O profissional foi contratado em abril de 2013 para disputa da Série C do Campeonato Brasileiro. Posteriormente, deixou o clube a caminho do Nacional-AM, ao lado do técnico Francisco Diá.

Um ano depois, Rafinha, como é popularmente conhecido, retornou com Evaristo Piza, permanecendo até a sexta rodada da Série C de 2016, época em que Marcelo Chamusca era o comandante - o destino, porém, foi o América-RN.

Rafael Fragoso deixa preparação física do Guarani - Letícia Martins / Guarani FC
Rafael Fragoso deixa preparação física do Guarani

Ao fim daquele ano, com pouco tempo no time potiguar, o preparador aceitou convite do então executivo de futebol, Rodrigo Pastana, e retorna ao Brinco de Ouro da Princesa nas quartas de final da terceira divisão nacional até se despedir em dezembro de 2019.

"Depois do término da Série B, o Guarani me comunicou não permaneceria. Avisaram com antecedência para ter tempo de ir atrás de alguma coisa. Mas tudo já estava encaminhado, haja vista o processo de reformulação. Fiquei bom tempo. Entre idas e vindas, foram sete anos de Guarani, com acesso na Série C e na Série A2, além do título", declarou, em entrevista ao Portal Futebol Interior.

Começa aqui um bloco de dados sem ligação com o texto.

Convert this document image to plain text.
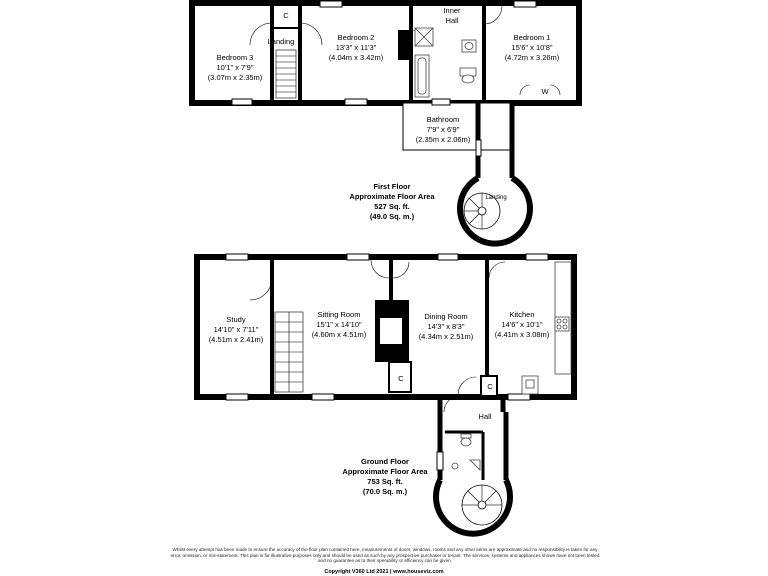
Bedroom 3
10'1" x 7'9"
(3.07m x 2.35m)
Landing
C
Bedroom 2
13'3" x 11'3"
(4.04m x 3.42m)
Inner
Hall
Bedroom 1
15'6" x 10'8"
(4.72m x 3.26m)
W
Bathroom
7'9" x 6'9"
(2.35m x 2.06m)
Landing
First Floor
Approximate Floor Area
527 Sq. ft.
(49.0 Sq. m.)
Study
14'10" x 7'11"
(4.51m x 2.41m)
Sitting Room
15'1" x 14'10"
(4.60m x 4.51m)
Dining Room
14'3" x 8'3"
(4.34m x 2.51m)
C
Kitchen
14'6" x 10'1"
(4.41m x 3.08m)
C
Hall
Ground Floor
Approximate Floor Area
753 Sq. ft.
(70.0 Sq. m.)
Whilst every attempt has been made to ensure the accuracy of the floor plan contained here, measurements of doors, windows, rooms and any other items are approximate and no responsibility is taken for any error, omission, or mis-statement. This plan is for illustrative purposes only and should be used as such by any prospective purchaser or tenant. The services, systems and appliances shown have not been tested and no guarantee as to their operability or efficiency can be given.
Copyright V360 Ltd 2021 | www.houseviz.com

"Foi uma passagem bacana. Saio pela porta da frente e tranquilo. Eles já queriam fazer algumas mudanças. Eu já sabia, internamente, da troca no comando físico e de goleiros. Isso faz parte do processo. A saída é normal. Não tenho ressentimento nenhum. Quem está no futebol sabe como funciona. Não há mágoa", emendou.

AMADURECIMENTO

Nos últimos anos de Guarani, Fragoso teve oportunidade de trabalhar ao lado da maior parte dos treinadores - a exceção foi Márcio Fernandes, em 2014. Na visão dele, a riqueza de diferentes trabalhos ajudou em seu amadurecimento profissional.

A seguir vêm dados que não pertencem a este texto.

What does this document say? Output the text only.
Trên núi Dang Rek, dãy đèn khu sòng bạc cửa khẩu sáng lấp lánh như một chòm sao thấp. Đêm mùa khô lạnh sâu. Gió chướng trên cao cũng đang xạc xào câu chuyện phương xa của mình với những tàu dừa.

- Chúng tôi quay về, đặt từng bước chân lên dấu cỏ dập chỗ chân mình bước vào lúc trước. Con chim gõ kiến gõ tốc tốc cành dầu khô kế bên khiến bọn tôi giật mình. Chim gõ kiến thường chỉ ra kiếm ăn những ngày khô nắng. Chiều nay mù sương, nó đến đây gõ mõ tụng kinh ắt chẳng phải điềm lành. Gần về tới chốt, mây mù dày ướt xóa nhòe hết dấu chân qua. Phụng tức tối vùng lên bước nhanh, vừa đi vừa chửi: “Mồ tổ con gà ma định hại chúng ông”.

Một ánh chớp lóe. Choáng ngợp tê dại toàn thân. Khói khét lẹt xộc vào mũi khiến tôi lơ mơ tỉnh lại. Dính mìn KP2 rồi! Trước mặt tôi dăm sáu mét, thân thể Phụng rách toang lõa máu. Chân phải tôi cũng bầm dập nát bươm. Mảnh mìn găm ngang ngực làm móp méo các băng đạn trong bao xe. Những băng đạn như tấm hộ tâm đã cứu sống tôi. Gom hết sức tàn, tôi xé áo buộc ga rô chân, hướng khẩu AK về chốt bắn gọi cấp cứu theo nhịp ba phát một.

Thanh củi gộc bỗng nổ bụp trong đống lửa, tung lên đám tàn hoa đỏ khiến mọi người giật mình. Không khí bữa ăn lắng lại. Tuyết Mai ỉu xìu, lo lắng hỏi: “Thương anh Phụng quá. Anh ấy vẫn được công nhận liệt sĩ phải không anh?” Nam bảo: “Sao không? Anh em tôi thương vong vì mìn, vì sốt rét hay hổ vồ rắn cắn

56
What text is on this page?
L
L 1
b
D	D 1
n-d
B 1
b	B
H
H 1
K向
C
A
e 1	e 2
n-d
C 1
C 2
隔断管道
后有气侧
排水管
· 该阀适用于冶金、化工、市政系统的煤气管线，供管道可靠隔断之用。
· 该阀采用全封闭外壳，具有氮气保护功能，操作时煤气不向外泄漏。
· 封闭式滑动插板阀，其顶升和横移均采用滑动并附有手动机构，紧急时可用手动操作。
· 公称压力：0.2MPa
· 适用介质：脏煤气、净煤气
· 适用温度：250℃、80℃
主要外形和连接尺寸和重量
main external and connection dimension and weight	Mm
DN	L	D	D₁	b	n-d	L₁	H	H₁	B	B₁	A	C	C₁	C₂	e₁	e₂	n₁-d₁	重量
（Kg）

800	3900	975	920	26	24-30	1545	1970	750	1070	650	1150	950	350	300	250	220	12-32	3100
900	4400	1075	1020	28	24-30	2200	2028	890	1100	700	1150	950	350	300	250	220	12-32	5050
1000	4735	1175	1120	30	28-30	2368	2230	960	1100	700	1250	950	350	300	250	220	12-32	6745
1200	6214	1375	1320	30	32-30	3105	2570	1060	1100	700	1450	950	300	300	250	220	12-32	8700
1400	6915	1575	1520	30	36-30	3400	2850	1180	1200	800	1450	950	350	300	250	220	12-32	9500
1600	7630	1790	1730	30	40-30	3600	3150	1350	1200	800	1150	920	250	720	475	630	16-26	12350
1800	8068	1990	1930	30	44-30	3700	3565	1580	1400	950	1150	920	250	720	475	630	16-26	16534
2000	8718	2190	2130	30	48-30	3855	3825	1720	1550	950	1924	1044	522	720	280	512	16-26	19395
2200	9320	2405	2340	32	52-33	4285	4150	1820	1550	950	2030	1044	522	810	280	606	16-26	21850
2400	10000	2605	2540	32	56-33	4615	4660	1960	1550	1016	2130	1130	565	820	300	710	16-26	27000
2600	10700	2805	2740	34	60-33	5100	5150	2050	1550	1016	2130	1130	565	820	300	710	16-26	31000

"Foi um período de muito amadurecimento. Até precisava fazer as contas, mas foram mais de 20 técnicos com os quais eu trabalhei. Uma experiência enorme, muito boa mesmo. Trabalhei com gente boa no mercado e de times grandes", ponderou.

"Estou aguardando propostas. Neste fim de ano, todo mundo já está praticamente fechado. Infelizmente, tenho de aguardar este início e ver o que vai acontecer no mercado. Há coisas para fora do país também, o que pode acontecer. Eu não recuso trabalhar na categoria de base. Estou aberto a qualquer coisa para desenvolver", completou.